April 09, 2009

Hannah Montana: The Movie

"Hairspray" meets hoedown

Grade: D

Director: Peter Chelsom

Starring: Miley Cyrus, Billy Ray Cyrus, Emily Osment, Jason Earles, Lucas Till, Vanessa Williams, and Margo Martindale

MPAA Rating: G

Running Time: 1 hour, 42 minutes

Admittedly, I am not the target audience for Hannah Montana: The Movie or any film of its ilk. Heck, I can’t even enjoy it vicariously through my six-year-old son: He yells “Boo!” every time he even hears her name, although he does claim that the Jonas Brothers “rock.” Sigh

Still, only some Faustian bargain can explain the stardom of Miley Cyrus, aka Hannah Montana, but it is our souls that are left picking up the tab when subjected to such mind-numbing idiocy as this sophomore offering in the lucrative Disney series’ film canon. Caught up in the insular popularity of her Malibu alter-ego, Miley Stewart (Cyrus) is shanghaied by her dad (Billy Ray Cyrus) back to her Crowley Corners, Tennessee roots for some “Hannah detox.” Of course, the film ends with Hannah throwing a benefit concert for the entire population of her hometown, so I guess the treatment didn’t take.
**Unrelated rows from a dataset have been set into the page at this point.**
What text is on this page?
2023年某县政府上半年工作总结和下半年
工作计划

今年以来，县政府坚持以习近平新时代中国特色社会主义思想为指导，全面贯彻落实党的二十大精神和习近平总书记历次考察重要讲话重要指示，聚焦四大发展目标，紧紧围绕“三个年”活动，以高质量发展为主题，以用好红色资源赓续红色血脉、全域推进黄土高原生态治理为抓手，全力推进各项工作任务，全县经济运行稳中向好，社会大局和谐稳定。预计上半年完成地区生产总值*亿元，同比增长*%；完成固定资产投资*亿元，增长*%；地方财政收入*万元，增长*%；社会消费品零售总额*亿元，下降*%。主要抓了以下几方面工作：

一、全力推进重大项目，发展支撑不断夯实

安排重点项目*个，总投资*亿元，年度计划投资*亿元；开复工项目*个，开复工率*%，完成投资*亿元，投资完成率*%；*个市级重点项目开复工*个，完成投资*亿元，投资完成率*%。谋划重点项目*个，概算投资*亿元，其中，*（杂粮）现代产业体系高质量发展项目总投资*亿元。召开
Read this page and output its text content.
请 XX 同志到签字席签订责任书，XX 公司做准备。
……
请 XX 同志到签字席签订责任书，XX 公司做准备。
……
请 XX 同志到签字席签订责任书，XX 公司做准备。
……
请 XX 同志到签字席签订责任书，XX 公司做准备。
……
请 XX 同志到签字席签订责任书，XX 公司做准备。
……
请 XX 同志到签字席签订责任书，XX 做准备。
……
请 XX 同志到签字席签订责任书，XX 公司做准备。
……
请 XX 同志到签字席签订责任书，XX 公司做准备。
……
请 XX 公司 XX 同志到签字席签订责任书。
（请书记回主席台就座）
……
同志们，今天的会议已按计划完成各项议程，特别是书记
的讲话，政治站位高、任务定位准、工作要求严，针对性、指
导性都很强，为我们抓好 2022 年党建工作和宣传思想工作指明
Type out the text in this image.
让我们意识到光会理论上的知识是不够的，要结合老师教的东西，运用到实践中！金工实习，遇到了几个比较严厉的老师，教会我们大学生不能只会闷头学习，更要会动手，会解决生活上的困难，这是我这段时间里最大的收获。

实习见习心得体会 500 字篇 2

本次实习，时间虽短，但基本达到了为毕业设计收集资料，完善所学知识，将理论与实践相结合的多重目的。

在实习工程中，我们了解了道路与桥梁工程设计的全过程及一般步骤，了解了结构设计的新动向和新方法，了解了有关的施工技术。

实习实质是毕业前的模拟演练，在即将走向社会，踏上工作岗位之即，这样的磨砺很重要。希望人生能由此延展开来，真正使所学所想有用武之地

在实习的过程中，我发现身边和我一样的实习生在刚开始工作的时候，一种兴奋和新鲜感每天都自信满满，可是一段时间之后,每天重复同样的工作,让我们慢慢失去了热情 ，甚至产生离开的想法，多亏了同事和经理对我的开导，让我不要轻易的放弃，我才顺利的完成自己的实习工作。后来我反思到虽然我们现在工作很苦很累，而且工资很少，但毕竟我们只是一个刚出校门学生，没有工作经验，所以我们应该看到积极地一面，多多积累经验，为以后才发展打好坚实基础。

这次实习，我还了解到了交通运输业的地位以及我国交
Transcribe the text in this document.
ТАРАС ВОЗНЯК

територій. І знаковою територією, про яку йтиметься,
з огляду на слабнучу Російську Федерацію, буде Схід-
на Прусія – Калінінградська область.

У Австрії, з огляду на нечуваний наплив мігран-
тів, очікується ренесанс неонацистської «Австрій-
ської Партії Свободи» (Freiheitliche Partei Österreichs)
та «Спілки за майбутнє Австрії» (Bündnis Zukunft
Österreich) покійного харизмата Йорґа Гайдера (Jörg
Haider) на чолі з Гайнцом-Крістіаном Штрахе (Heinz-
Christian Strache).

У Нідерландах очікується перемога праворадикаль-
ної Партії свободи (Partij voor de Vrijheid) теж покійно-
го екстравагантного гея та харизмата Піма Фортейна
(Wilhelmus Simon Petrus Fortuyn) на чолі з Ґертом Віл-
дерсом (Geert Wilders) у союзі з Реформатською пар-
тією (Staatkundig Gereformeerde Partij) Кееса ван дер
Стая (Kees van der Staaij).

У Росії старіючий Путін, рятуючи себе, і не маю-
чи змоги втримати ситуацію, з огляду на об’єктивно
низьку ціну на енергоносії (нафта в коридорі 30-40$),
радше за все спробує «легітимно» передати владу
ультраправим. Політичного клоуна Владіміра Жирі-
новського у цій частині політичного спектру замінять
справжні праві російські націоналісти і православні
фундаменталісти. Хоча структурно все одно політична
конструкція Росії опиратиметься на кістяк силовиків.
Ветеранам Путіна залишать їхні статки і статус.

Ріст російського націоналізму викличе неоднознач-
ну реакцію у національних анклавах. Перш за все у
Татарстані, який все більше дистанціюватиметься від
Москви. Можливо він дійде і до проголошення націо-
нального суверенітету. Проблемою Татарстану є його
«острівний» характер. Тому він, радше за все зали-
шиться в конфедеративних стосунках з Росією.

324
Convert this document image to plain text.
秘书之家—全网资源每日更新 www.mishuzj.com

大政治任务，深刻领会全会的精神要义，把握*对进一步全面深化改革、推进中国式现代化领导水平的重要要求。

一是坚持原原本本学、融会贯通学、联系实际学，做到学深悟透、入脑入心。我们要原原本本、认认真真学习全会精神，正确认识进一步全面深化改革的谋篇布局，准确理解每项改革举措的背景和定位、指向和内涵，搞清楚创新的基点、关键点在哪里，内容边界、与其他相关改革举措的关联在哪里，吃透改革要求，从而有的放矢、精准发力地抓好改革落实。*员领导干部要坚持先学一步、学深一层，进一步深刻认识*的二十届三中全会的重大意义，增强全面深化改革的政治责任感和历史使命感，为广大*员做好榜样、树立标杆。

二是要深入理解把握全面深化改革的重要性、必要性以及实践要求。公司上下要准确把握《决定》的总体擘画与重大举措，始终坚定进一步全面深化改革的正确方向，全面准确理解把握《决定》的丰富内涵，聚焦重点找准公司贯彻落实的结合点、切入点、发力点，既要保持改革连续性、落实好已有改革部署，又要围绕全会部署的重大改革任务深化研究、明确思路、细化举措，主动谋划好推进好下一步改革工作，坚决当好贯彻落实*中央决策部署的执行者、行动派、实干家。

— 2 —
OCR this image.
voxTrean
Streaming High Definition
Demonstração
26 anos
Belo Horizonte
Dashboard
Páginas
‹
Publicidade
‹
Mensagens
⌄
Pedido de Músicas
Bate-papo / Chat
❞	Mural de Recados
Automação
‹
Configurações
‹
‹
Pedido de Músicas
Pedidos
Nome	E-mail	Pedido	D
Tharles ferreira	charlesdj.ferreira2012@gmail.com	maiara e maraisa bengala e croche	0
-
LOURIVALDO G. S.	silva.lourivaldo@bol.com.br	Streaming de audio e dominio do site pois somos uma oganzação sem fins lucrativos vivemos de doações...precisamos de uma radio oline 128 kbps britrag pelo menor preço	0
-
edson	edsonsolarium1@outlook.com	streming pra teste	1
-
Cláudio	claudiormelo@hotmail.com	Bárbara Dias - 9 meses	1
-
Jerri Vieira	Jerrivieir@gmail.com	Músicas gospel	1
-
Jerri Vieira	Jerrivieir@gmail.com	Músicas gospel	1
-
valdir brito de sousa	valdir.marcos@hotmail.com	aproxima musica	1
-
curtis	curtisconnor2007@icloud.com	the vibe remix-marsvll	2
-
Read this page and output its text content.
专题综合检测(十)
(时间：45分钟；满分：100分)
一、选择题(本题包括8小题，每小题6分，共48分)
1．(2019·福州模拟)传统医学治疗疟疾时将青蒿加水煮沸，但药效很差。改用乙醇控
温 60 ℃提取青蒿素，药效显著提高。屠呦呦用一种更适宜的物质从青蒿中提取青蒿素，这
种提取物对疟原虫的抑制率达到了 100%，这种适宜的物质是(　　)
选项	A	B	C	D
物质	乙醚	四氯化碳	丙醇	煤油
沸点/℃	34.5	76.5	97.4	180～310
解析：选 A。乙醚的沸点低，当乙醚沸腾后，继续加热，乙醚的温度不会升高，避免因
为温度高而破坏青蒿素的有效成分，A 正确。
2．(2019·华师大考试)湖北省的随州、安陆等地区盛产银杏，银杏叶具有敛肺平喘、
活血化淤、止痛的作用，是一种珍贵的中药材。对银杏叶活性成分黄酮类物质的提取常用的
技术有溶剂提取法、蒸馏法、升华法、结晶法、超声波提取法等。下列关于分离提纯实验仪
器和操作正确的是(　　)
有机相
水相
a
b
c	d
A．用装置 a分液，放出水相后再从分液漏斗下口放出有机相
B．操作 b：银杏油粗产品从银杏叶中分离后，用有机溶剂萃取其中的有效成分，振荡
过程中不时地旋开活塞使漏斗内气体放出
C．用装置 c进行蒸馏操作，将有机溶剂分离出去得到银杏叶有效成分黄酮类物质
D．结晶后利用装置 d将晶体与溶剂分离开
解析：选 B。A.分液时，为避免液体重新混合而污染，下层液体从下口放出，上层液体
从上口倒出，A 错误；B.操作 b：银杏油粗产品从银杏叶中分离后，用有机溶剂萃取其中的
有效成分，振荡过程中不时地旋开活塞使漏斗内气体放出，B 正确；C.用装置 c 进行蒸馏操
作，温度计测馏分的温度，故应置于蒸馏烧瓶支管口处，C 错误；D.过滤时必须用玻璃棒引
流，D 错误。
Anyway, Miley sports designer overalls, drops her consonants, and pratfalls her way through such authentic, homespun therapy as feedin’ chickens, ridin’ horses, gatherin’ eggs, and some foot-stompin’, ear-piercin’ hoedowns with Rascal Flats and…oh dear Lord, please, not Taylor Swift. There is also a blond, cowboy hat clad love interest (Lucas Till), a pesky Brit tabloid reporter trying to dig dirt on Miley/Hannah (Peter Gunn), and a real estate developer who wants to erect a shopping mall against the town’s Smokey Mountain skyline (Barry Bostwick). In other words, it’s one cardboard cutout character and inane cliché after another, leaving all of us in dire need of some intensive Hannah detox.